On 3 December 1944, a 250,000-strong (but unarmed) demonstration in the Athens–Piraeus area was shot at by Greek police under command of the police chief Angelos Evert, with between 22 and 28 people killed and hundreds wounded. In the early morning hours of 4 December, ELAS forces launched their counteroffensive, attacking Grivas' X forces. In the evening, a peaceful demonstration by EAM members funeral procession was attacked by Chites under the leadership of Colonel Grivas, who killed over 100 EAM members. The attack took place with no intervention by the government. This followed the Dekemvriana, in which X supported the British and Greek government forces.

==X during the White Terror==
In accordance with the Treaty of Varkiza of February 1945, ELAS disarmed, leaving its supporters vulnerable to attacks from right-wing forces, during a period known as the White Terror. The White Terror was conducted by an informal alliance of army officers, National Guards, gendarmes, policemen, armed gangs, militias, political organizations and people from families who had victims during the occupation and Dekemvriana seeking revenge. The majority were determined to prepare the way for a rigged plebiscite and the return of the king. Anyone deemed to be left-wing, or who had supported the communist-led resistance (EAM or ELAS) in any way was subjected to random beatings, repeated arrests, torture, murder or rape. Many people left their villages for safety either in the big towns or in the mountains.

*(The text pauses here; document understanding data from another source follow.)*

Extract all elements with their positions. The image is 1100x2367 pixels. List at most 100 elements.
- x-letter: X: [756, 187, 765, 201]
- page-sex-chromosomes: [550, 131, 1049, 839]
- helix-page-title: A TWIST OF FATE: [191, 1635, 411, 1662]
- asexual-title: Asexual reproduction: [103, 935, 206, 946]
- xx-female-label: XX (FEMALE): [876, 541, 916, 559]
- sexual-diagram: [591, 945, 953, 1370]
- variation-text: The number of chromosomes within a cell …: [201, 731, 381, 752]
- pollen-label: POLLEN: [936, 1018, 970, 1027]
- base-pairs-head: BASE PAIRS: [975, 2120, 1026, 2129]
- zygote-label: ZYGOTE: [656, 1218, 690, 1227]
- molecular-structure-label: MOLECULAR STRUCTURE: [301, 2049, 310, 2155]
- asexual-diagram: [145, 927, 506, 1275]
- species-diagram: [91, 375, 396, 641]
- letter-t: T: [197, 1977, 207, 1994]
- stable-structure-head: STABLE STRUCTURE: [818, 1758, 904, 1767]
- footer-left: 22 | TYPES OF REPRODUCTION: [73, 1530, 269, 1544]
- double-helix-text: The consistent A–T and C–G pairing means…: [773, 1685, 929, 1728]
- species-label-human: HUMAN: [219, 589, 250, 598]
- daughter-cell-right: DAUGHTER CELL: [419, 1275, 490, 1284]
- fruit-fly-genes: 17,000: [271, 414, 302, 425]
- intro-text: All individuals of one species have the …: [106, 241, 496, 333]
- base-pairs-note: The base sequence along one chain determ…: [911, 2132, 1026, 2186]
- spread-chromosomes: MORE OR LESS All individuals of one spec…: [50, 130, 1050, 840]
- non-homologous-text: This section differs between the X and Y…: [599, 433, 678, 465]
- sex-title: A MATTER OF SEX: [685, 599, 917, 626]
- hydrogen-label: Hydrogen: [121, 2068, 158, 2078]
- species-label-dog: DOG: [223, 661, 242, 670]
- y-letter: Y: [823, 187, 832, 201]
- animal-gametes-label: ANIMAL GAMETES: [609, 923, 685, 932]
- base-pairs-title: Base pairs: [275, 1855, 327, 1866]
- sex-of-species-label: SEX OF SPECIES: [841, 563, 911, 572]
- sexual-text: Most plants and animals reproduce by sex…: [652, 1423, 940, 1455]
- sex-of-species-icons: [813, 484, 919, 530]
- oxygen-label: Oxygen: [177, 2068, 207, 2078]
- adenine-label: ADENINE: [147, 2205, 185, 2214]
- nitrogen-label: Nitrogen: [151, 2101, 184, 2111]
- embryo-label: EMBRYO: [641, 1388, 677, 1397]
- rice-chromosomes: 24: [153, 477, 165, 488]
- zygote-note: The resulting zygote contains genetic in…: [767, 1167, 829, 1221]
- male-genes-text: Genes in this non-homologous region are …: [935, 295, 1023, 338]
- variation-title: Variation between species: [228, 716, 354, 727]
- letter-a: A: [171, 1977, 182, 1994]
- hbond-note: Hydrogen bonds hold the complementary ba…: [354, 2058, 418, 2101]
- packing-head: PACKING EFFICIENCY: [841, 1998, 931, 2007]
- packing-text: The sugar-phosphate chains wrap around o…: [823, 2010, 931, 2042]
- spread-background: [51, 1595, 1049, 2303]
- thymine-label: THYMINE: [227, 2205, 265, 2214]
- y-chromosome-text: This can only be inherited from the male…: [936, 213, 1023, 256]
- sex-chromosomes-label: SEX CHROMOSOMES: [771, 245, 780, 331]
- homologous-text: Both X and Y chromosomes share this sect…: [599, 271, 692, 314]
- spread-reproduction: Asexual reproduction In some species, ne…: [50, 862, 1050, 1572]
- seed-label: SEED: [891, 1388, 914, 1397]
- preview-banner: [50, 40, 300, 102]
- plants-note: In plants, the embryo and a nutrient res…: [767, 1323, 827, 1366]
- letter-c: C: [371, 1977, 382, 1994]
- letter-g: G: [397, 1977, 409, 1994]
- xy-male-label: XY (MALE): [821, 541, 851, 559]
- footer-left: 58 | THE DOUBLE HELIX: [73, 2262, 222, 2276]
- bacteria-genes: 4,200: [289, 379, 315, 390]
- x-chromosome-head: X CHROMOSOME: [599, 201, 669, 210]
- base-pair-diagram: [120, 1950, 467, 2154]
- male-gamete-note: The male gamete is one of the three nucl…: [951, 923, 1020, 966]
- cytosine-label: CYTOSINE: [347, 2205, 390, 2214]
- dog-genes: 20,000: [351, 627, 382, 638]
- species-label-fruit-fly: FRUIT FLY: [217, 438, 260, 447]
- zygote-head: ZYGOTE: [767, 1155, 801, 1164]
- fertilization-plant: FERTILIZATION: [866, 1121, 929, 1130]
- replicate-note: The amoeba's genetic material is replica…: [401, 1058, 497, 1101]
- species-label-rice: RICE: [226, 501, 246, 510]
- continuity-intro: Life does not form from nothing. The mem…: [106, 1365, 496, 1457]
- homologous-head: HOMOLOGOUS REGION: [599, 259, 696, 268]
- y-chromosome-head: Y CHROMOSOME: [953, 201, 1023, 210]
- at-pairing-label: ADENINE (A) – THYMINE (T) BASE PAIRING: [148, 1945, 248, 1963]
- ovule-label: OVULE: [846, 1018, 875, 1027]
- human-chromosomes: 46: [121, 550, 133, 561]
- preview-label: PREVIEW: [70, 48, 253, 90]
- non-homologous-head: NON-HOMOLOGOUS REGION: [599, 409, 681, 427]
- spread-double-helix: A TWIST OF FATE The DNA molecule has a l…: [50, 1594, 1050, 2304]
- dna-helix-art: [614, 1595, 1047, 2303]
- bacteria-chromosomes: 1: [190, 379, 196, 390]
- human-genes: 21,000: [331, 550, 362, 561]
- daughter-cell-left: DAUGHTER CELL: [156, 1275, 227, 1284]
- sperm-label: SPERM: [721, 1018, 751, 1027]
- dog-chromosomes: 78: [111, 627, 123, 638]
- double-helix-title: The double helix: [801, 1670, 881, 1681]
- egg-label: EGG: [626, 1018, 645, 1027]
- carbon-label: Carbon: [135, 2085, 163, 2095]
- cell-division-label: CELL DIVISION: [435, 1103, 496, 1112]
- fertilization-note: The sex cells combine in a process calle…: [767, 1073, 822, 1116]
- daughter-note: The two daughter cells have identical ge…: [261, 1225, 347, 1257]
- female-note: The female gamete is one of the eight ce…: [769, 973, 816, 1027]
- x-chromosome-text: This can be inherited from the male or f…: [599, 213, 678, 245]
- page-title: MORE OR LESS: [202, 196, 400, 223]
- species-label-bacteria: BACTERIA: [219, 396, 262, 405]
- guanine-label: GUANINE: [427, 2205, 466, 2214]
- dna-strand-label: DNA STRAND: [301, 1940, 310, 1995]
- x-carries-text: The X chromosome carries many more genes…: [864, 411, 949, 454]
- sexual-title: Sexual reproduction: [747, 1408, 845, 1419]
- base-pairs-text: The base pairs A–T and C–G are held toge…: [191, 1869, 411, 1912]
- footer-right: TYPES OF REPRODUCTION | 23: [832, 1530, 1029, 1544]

Civil war had now appeared to be inevitable.

X played an active role in the White Terror, and even in the weeks before Varkiza, British officials were complaining of police using elements of X and EDES to make political arrests under warrants issued by a police magistrate who was a member of X. British authorities estimated Xs ranks to have swelled to over 200,000 men at the time.
One of the significant events involving X occurred in January 1946 when 1000 Chites under the command of militant leader Manganas took over the town of Kalamata in the Peloponnese. They released 32 right-wing prisoners and terrorized the town during the night, killing 6 people. In 1948, Manganas extended his reign of terror over the Olympia region.

During 1945, attempts were made to coordinate persecution of the Left. Much of the liaison was conducted by X, which from May 1945 sent agents into the provinces to recruit members, and accepted affiliation from numerous other organizations. The local right-wing organizations rigged the electoral process and compiled lists of people to be arrested in the event of a coup.

As the general election approached early in 1946 the role of X diminished. Themistoklis Sophoulis’s government closed X’s national offices in January, and its successor did not allow them to reopen. Members of the organization formed the "Party of X" and took part in the elections of 1946, without electing any MP. By 1946, X was regarded as an embarrassment as it discredited the Greek government in international eyes.

In 1951, X was officially recognized as a National Organization of Internal Resistance by the Greek Ministry of National Defense (the biggest resistance organization EAM-ELAS was not recognized until 1982).